Wednesday, May 28, 2014

There is More Love Somewhere

The following was written by the British poet, Richard Aldington, who as a young man served in the military during WWI.

“We pass and leave you lying. No need for rhetoric, for funeral music, for melancholy bugle-calls. No need for tears now, no need for regret. We took our risk with you; you died and we live. We take your noble gift, salute for the last time those lines of pitiable crosses, those solitary mounds, those unknown graves, and turn to live our lives out as we may. Which of us were fortunate — who can tell? For you there is silence and cold twilight drooping in awful desolation over those motionless lands. For us sunlight and the sound of women’s voices, song and hope and laughter, despair, gaiety, love — life. Lost terrible silent comrades, we, who might have died, salute you.”

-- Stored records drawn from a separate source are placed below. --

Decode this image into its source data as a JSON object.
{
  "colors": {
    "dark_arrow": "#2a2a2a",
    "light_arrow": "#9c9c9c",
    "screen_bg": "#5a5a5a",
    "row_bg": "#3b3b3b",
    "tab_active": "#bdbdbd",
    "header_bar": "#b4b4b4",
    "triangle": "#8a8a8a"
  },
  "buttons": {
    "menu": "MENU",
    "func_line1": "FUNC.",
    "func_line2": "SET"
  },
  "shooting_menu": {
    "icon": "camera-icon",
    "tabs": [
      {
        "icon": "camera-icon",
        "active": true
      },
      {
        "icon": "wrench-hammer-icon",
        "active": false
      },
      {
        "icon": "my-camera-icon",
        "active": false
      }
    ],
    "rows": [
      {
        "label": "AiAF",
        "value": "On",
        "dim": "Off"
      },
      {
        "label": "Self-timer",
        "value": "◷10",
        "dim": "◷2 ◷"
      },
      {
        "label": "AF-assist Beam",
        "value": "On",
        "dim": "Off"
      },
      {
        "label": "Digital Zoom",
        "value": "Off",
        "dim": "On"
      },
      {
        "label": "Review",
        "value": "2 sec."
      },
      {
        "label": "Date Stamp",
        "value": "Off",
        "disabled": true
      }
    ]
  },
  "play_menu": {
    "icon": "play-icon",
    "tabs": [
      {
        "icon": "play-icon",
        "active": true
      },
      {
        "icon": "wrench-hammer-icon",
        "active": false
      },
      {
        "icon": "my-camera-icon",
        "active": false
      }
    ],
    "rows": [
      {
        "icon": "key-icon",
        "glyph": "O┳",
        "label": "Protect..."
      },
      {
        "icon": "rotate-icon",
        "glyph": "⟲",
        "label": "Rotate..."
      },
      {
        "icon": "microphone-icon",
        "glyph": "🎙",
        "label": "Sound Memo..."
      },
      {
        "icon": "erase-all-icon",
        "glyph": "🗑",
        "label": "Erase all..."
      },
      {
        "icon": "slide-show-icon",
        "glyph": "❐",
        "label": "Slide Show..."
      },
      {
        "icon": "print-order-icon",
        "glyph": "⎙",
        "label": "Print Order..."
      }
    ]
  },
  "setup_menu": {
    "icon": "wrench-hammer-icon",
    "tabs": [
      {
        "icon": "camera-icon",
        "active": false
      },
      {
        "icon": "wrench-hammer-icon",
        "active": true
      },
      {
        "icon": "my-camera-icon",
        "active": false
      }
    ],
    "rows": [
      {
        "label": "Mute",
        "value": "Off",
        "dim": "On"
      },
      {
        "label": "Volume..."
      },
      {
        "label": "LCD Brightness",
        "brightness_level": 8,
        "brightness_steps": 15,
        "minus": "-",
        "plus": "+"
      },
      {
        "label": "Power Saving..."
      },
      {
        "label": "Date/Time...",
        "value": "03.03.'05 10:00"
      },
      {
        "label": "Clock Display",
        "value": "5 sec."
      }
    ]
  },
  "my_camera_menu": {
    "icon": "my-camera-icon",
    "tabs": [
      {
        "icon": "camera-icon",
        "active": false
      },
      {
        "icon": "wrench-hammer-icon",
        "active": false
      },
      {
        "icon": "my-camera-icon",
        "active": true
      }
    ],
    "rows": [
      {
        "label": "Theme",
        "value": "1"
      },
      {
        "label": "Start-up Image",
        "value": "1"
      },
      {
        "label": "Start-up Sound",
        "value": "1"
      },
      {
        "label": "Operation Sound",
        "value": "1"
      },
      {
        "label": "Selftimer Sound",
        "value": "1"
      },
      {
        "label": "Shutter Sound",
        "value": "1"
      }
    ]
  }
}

Tomorrow is the day set aside for all to salute the noble gift of every soldier who went off to war and never returned.

Once known as Decoration Day, we have been reminded on our Facebook feeds, by the television, perhaps by our association with family or friends… that tomorrow is about more than outdoor grilling. Real people have been affected by the kind of loss that war inevitably brings. The sacrifices of life and limb that comes with military service deserves to be acknowledged, remembered.

Yet, it has not been routine for me, and perhaps not for many of us who call or would call ourselves UU, to pay much more than passing tribute to Memorial Day. Perhaps, it is time to really ponder what it means to salute those who serve.

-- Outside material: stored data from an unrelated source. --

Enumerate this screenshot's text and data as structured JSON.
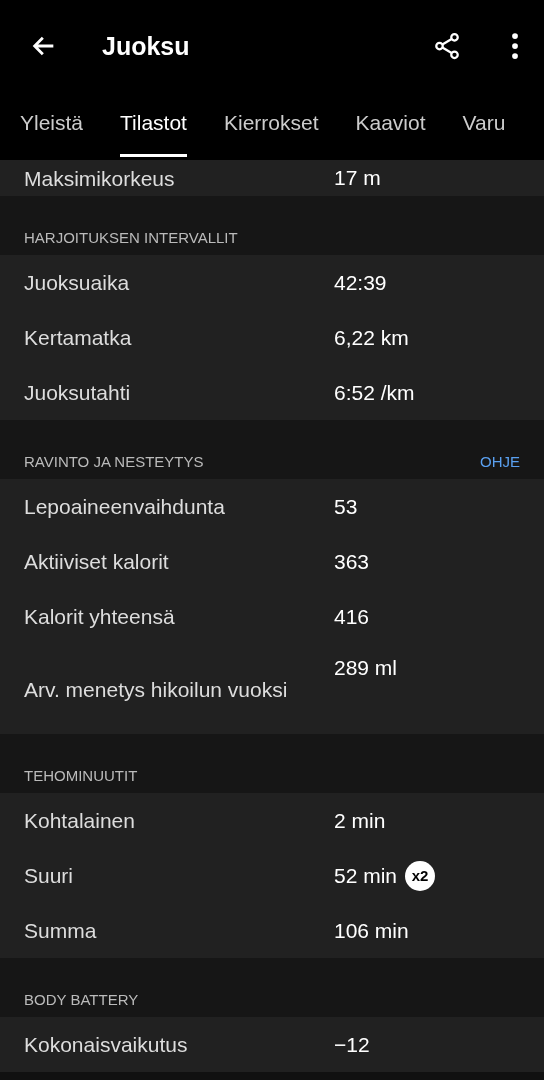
{
  "header": {
    "title": "Juoksu"
  },
  "tabs": [
    {
      "label": "Yleistä",
      "selected": false
    },
    {
      "label": "Tilastot",
      "selected": true
    },
    {
      "label": "Kierrokset",
      "selected": false
    },
    {
      "label": "Kaaviot",
      "selected": false
    },
    {
      "label": "Varu",
      "selected": false
    }
  ],
  "partial_row": {
    "label": "Maksimikorkeus",
    "value": "17 m"
  },
  "sections": [
    {
      "title": "HARJOITUKSEN INTERVALLIT",
      "rows": [
        {
          "label": "Juoksuaika",
          "value": "42:39"
        },
        {
          "label": "Kertamatka",
          "value": "6,22 km"
        },
        {
          "label": "Juoksutahti",
          "value": "6:52 /km"
        }
      ]
    },
    {
      "title": "RAVINTO JA NESTEYTYS",
      "link": "OHJE",
      "rows": [
        {
          "label": "Lepoaineenvaihdunta",
          "value": "53"
        },
        {
          "label": "Aktiiviset kalorit",
          "value": "363"
        },
        {
          "label": "Kalorit yhteensä",
          "value": "416"
        },
        {
          "label": "Arv. menetys hikoilun vuoksi",
          "value": "289 ml"
        }
      ]
    },
    {
      "title": "TEHOMINUUTIT",
      "rows": [
        {
          "label": "Kohtalainen",
          "value": "2 min"
        },
        {
          "label": "Suuri",
          "value": "52 min",
          "badge": "x2"
        },
        {
          "label": "Summa",
          "value": "106 min"
        }
      ]
    },
    {
      "title": "BODY BATTERY",
      "rows": [
        {
          "label": "Kokonaisvaikutus",
          "value": "−12"
        }
      ]
    }
  ]
}
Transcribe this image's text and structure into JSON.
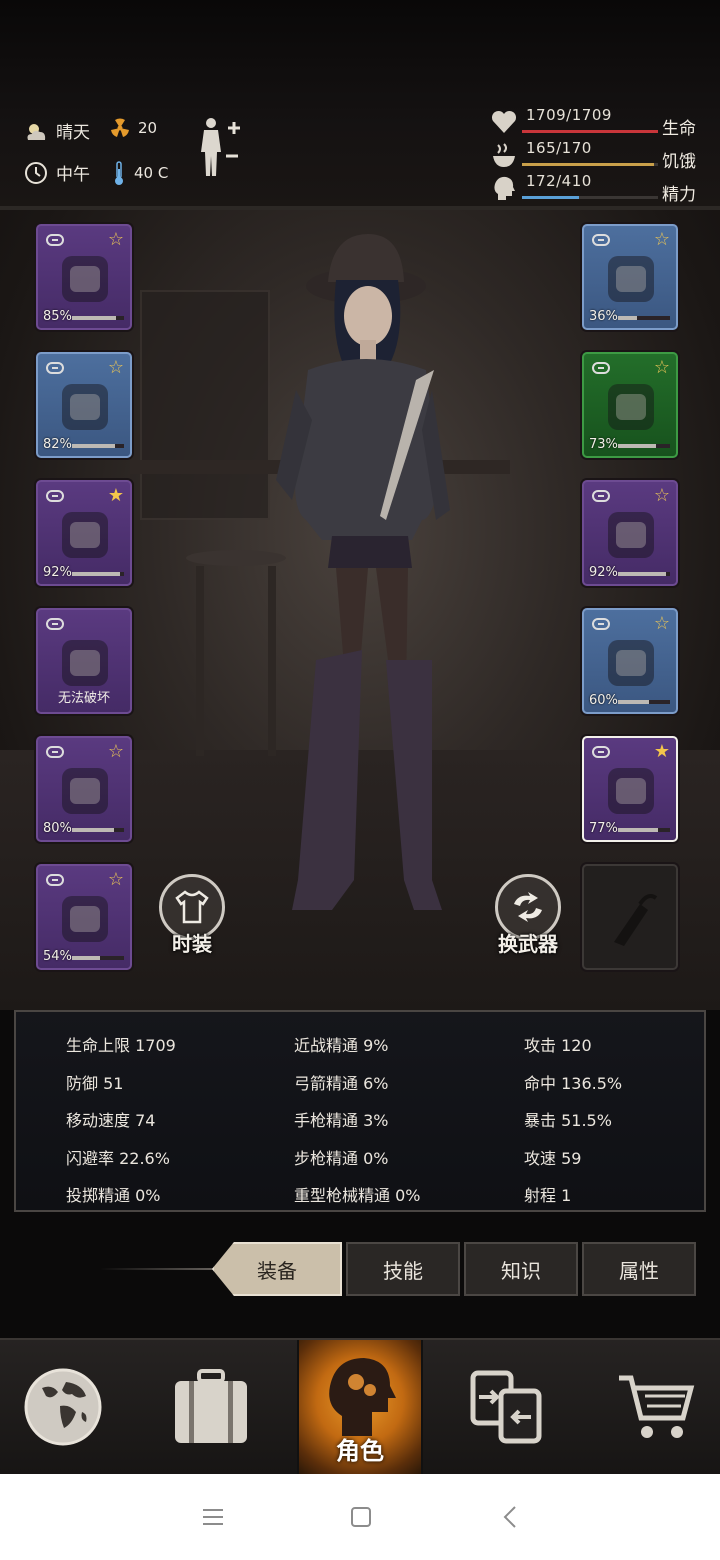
{
  "status": {
    "weather": "晴天",
    "radiation": "20",
    "time": "中午",
    "temperature": "40 C"
  },
  "vitals": [
    {
      "value": "1709/1709",
      "label": "生命",
      "fraction": 1.0,
      "color": "#c9353a"
    },
    {
      "value": "165/170",
      "label": "饥饿",
      "fraction": 0.97,
      "color": "#c9a04a"
    },
    {
      "value": "172/410",
      "label": "精力",
      "fraction": 0.42,
      "color": "#5aa0d8"
    }
  ],
  "left_slots": [
    {
      "icon": "police-helmet-icon",
      "pct": "85%",
      "durability": 0.85,
      "rarity": "purple",
      "star": "outline"
    },
    {
      "icon": "long-sleeve-shirt-icon",
      "pct": "82%",
      "durability": 0.82,
      "rarity": "blue",
      "star": "outline"
    },
    {
      "icon": "police-jacket-icon",
      "pct": "92%",
      "durability": 0.92,
      "rarity": "purple",
      "star": "filled"
    },
    {
      "icon": "backpack-icon",
      "caption": "无法破坏",
      "rarity": "purple"
    },
    {
      "icon": "cargo-pants-icon",
      "pct": "80%",
      "durability": 0.8,
      "rarity": "purple",
      "star": "outline"
    },
    {
      "icon": "combat-boots-icon",
      "pct": "54%",
      "durability": 0.54,
      "rarity": "purple",
      "star": "outline"
    }
  ],
  "right_slots": [
    {
      "icon": "sunglasses-icon",
      "pct": "36%",
      "durability": 0.36,
      "rarity": "blue",
      "star": "outline"
    },
    {
      "icon": "gas-mask-icon",
      "pct": "73%",
      "durability": 0.73,
      "rarity": "green",
      "star": "outline"
    },
    {
      "icon": "police-vest-icon",
      "pct": "92%",
      "durability": 0.92,
      "rarity": "purple",
      "star": "outline"
    },
    {
      "icon": "riot-shield-icon",
      "pct": "60%",
      "durability": 0.6,
      "rarity": "blue",
      "star": "outline"
    },
    {
      "icon": "machete-icon",
      "pct": "77%",
      "durability": 0.77,
      "rarity": "purple",
      "star": "filled",
      "selected": true
    },
    {
      "icon": "empty-weapon-slot-icon",
      "rarity": "empty"
    }
  ],
  "buttons": {
    "outfit": "时装",
    "switch_weapon": "换武器"
  },
  "stats": [
    [
      "生命上限 1709",
      "近战精通 9%",
      "攻击 120"
    ],
    [
      "防御 51",
      "弓箭精通 6%",
      "命中 136.5%"
    ],
    [
      "移动速度 74",
      "手枪精通 3%",
      "暴击 51.5%"
    ],
    [
      "闪避率 22.6%",
      "步枪精通 0%",
      "攻速 59"
    ],
    [
      "投掷精通 0%",
      "重型枪械精通 0%",
      "射程 1"
    ]
  ],
  "tabs": [
    {
      "label": "装备",
      "active": true
    },
    {
      "label": "技能",
      "active": false
    },
    {
      "label": "知识",
      "active": false
    },
    {
      "label": "属性",
      "active": false
    }
  ],
  "nav": [
    {
      "icon": "world-map-icon",
      "label": ""
    },
    {
      "icon": "suitcase-icon",
      "label": ""
    },
    {
      "icon": "character-head-icon",
      "label": "角色",
      "active": true
    },
    {
      "icon": "trade-icon",
      "label": ""
    },
    {
      "icon": "shopping-cart-icon",
      "label": ""
    }
  ],
  "system_bar": [
    "menu-icon",
    "home-icon",
    "back-icon"
  ]
}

It seems to me that those of us of a certain age and of a certain political persuasion have been in a kind of stupor when it comes to whether or not, or how, to honor military service. It is as if we all metaphorically chose to move to Canada to escape the need to deal with it!

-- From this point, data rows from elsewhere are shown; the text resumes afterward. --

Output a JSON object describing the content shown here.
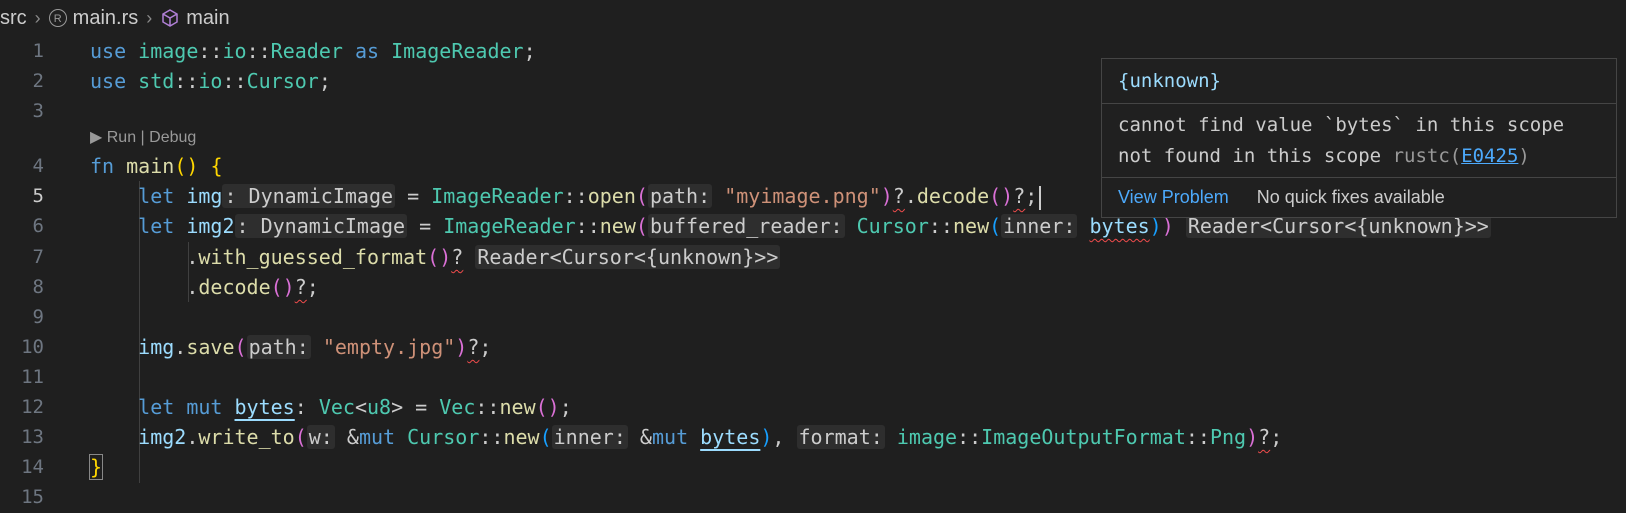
{
  "breadcrumb": {
    "folder": "src",
    "file": "main.rs",
    "symbol": "main",
    "file_icon": "rust-file-icon",
    "symbol_icon": "cube-symbol-icon"
  },
  "codelens": "▶ Run | Debug",
  "lines": {
    "l1": "1",
    "l2": "2",
    "l3": "3",
    "l4": "4",
    "l5": "5",
    "l6": "6",
    "l7": "7",
    "l8": "8",
    "l9": "9",
    "l10": "10",
    "l11": "11",
    "l12": "12",
    "l13": "13",
    "l14": "14",
    "l15": "15"
  },
  "hover": {
    "signature": "{unknown}",
    "message": "cannot find value `bytes` in this scope",
    "detail": "not found in this scope",
    "source": "rustc(",
    "code": "E0425",
    "source_close": ")",
    "view_problem": "View Problem",
    "no_fixes": "No quick fixes available"
  },
  "colors": {
    "keyword": "#569cd6",
    "type": "#4ec9b0",
    "function": "#dcdcaa",
    "variable": "#9cdcfe",
    "string": "#ce9178",
    "error": "#f14c4c",
    "link": "#4daafc"
  }
}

For years, I have walked around, rather than through, this opportunity to look at the sacrifice of those who choose military service, to think of those who willingly risk dying as noble.

Charleston children 1865Perhaps that is why the photo on the front of your order of service caught the attention of peace-loving-liberals, like me. Perhaps we wish to be like hopeful children…

Too often we adults pretend to be immune to the cost of our privileges, all those freedoms that we all enjoy, be it in varying degrees.

Maybe, for some of us it is just too much of a puzzle to figure out why women and gay men and UU’s choose to serve what in our minds we still think of as “the killing machine”? Not being able to figure that out, we distance ourselves…

It is a choice we think we would never make… never understand… never respect.

Yet, here is a picture and a story that many of us find appealing…

Perhaps it can cause our eyes to tell our hearts to tell our brains to think again, to reconsider…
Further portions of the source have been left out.